In July, we learned that the National Science Foundation had selected Georgia Tech, along with Stanford and the University of Michigan, to be among one of three initial Regional Centers in its Innovation Corps (I-Corps) program. This is an exciting effort to couple scientific discovery with technology development and societal needs. It is also the latest addition to the entrepreneurial culture that is thriving in Technology Square.
Today, Tech Square is an innovation ecosystem, bringing together needed resources, expertise and opportunities for collaboration. It’s an environment where innovation can flourish, and serves as a unique resource for the Southeast.
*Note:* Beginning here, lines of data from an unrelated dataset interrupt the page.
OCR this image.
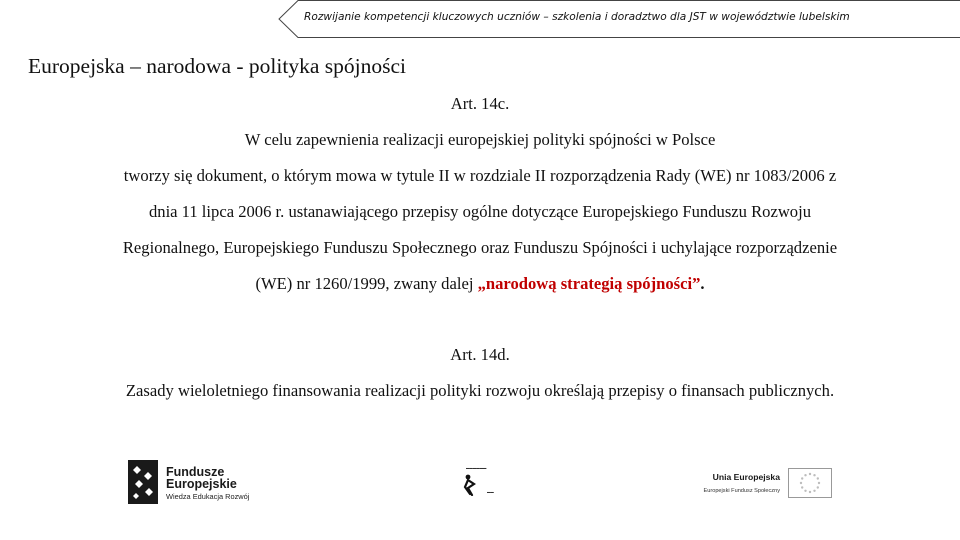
Rozwijanie kompetencji kluczowych uczniów – szkolenia i doradztwo dla JST w województwie lubelskim
Europejska – narodowa - polityka spójności
Art. 14c.
W celu zapewnienia realizacji europejskiej polityki spójności w Polsce
tworzy się dokument, o którym mowa w tytule II w rozdziale II rozporządzenia Rady (WE) nr 1083/2006 z
dnia 11 lipca 2006 r. ustanawiającego przepisy ogólne dotyczące Europejskiego Funduszu Rozwoju
Regionalnego, Europejskiego Funduszu Społecznego oraz Funduszu Spójności i uchylające rozporządzenie
(WE) nr 1260/1999, zwany dalej „narodową strategią spójności”.
Art. 14d.
Zasady wieloletniego finansowania realizacji polityki rozwoju określają przepisy o finansach publicznych.
Fundusze
Europejskie
Wiedza Edukacja Rozwój
▬▬▬▬▬▬
▬▬
Unia Europejska
Europejski Fundusz Społeczny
Georgia Tech is also partnering with the Georgia Department of Economic Development to attract new businesses and industries to the state. Tech Square serves as the home for Flashpoint, Tech’s startup accelerator that offers entrepreneurial education and access to innovators, mentors and investors. Panasonic recently announced that its new auto innovation center would be located in Tech Square, and said that a driving factor was the company’s interest in enhancing its partnership with Georgia Tech. Our economic development center, Enterprise Innovation Institute (EI2), is also headquartered in Tech Square. It is home to both the Technology Association of Georgia and the state’s Technology Hall of Fame.
This month, we have had the unique opportunity of participating in the production of a major motion picture, “The Internship.” Some of you may even have been among the more than 200 individuals chosen to be a part of the filming. Despite some inconveniences, I believe the net impact will be a big plus for Georgia Tech; it is, after all an exceptional compliment to Georgia Tech to be favorably compared to Google’s campus. I thank you for your patience with any challenges the filmmaking process may have presented.
Finally, I would like to invite all of you to join me for Georgia Tech’s annual Institute Address on Tuesday, Aug. 28, at 11 a.m. in the Clough Commons. The event is an opportunity to celebrate our past accomplishments as well as outline our goals for the upcoming year. I hope to see you there.